Monsieur le Premier ministre, il y a plusieurs urgences d’interpellation, mais je passe pour le moment sur le politique, il y a plus urgent à mon avis. Ou du moins je vais vous parler cette semaine d’un aspect de la politique de santé de votre Gouvernement…
Tatakourou 2021, 15 morts plus une dizaine de blessés sur un site minier artisanal.
On a pleuré, on a geint, on a accusé.
Puis on est retombé dans nos travers habituels, rien ne s’est passé. La mort est tellement banalisée dans ce pays.
Seuls nos mères et pères pleureront toujours et se consoleront seuls, porteront seuls le deuil.
Monsieur le Premier ministre, votre ministère de la Santé peut faire mieux.
Il est temps qu’il fasse de la promotion de la santé, la priorité des priorités au niveau des communautés.
Qu’il cesse d’être une institution qui s’occupe plus des maladies (et comment !!!) que de chercher à améliorer et à maintenir la santé des populations.
Le risque de tomber malade ou de mourir à Doko n’est pas le même qu’à Mafara. Donc il est temps que les stratégies Top down, montées dans les bureaux climatisés ou lors des ateliers sans les premiers concernés cessent immédiatement.
Si la Guinée ne travaille pas à renforcer les communautés à l’identification des déterminants de leur santé…
Si la Guinée ne travaille pas à équiper les communautés en savoir, savoir-faire, et en matériel, pour qu’elles puissent gérer leur propre santé en étant de véritables partenaires du ministère de la Santé…
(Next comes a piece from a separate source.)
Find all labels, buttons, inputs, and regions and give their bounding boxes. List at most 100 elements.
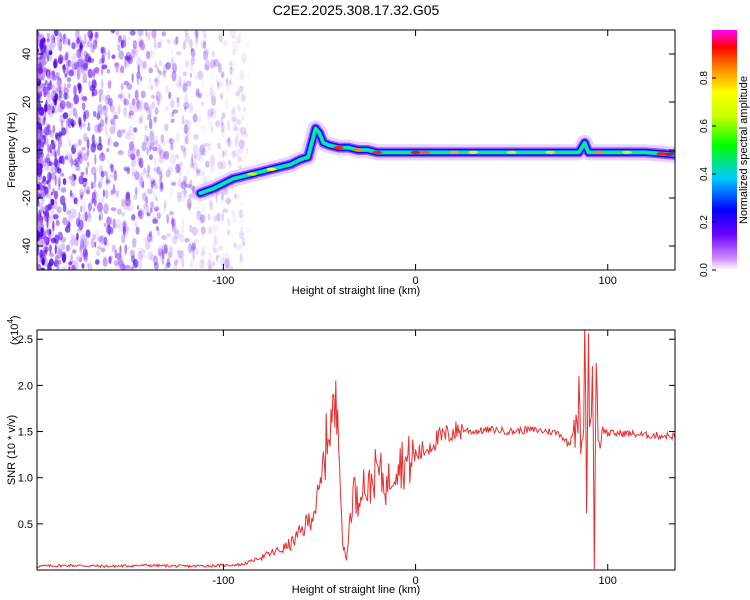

Si la collaboration intersectorielle ne prend pas franchement forme…
Alors, le ministère de la Santé ne devra plus dignement porter son nom. Il devra juste se contenter du titre de ministère de LUTTE CONTRE la maladie. D’être seulement une institution FOCALISEE sur les soins curatifs (dont la qualité, l’accessibilité, l’efficacité, la sûreté ont une très grande marge de progrès à faire…).
Oui, Il ne pourra porter que le nom de ministère de la Lutte contre la maladie et rien d’autre.
C’est douloureux de voir des femmes pleurer leurs enfants ou leurs maris parce que ceux qui devraient les accompagner à prévenir les maladies ont fait des choix stratégiques centrés sur les hôpitaux et les autres centres de santé. Là où les gens viendront dans des états assez avancés, mourir dans le dénuement total, en plongeant encore plus leurs familles dans la précarité.
Dans un pays comme la Guinée, il est irrationnel de rester dans l’hospitalocentrisme. Même si nous changeons leurs visages, les vraies choses se passent hors des murs de ces hôpitaux.
Demain nous pleurerons des jeunes qui mourront par traumatisme crânien, parce qu’ils ne portent pas des casques, parce que la politique en matière de sécurité routière est bafouée. Parce que le ministère des Transports, de la Sécurité publique, et de la Santé ne sont dans aucune logique de coopération franche, de transdisciplinarité et d’inter-sectorialité.
Demain nous pleurerons des filles et fils de ce pays qui mourront par intoxication liée aux pesticides et autres produits chimiques, parce que le ministère de la Santé, celui de l’Agriculture etc., ne travaillent pas ensemble franchement.
Dans quelques années, nous ne pourrons pas compter le nombre de jeunes malades mentaux, dépendants de l’alcool, de la drogue et ou de la cigarette, des jeux de hasard etc.
Parce que c’est plus flatteur d’inaugurer des bâtiments, des centres de soins, que de lutter contre les facteurs qui rendent les gens malades (à commencer par leur lieux de naissance, ce qu’ils mangent et boivent, leur lieu de travail, lieu de distraction, l’environnement de vie etc.).
Bien-sûr, ça va au delà de la mission du ministère de la Santé pour intéresser bien de secteurs. Et c’est là où vous êtes interpellé, en tant que coordinateur de l’action gouvernementale.
Doko, 15 personnes mortes…
Une fille ou un fils de ce pays encore pleurera, seul sous le saule pleureur. Je me demande si quelque chose changera.
Sauf… si la science remplace la pure politique politicienne qui finalement tue tout sur son passage, même la santé de nos populations, le bien le plus précieux d’un pays.
C’est hyper important de construire et de bien équiper nos centres de soins, de former des médecins, des pharmaciens, des paramédicaux et des spécialistes des problèmes de santé prioritaires du pays, et de bien les payer… (ce qui n’est pas fait), mais c’est profondément triste, profondément irrationnel de mettre la prévention, la promotion de santé, et la recherche au second plan… C’est simplement TERRIBLE, monsieur le Premier ministre, chef du Gouvernement.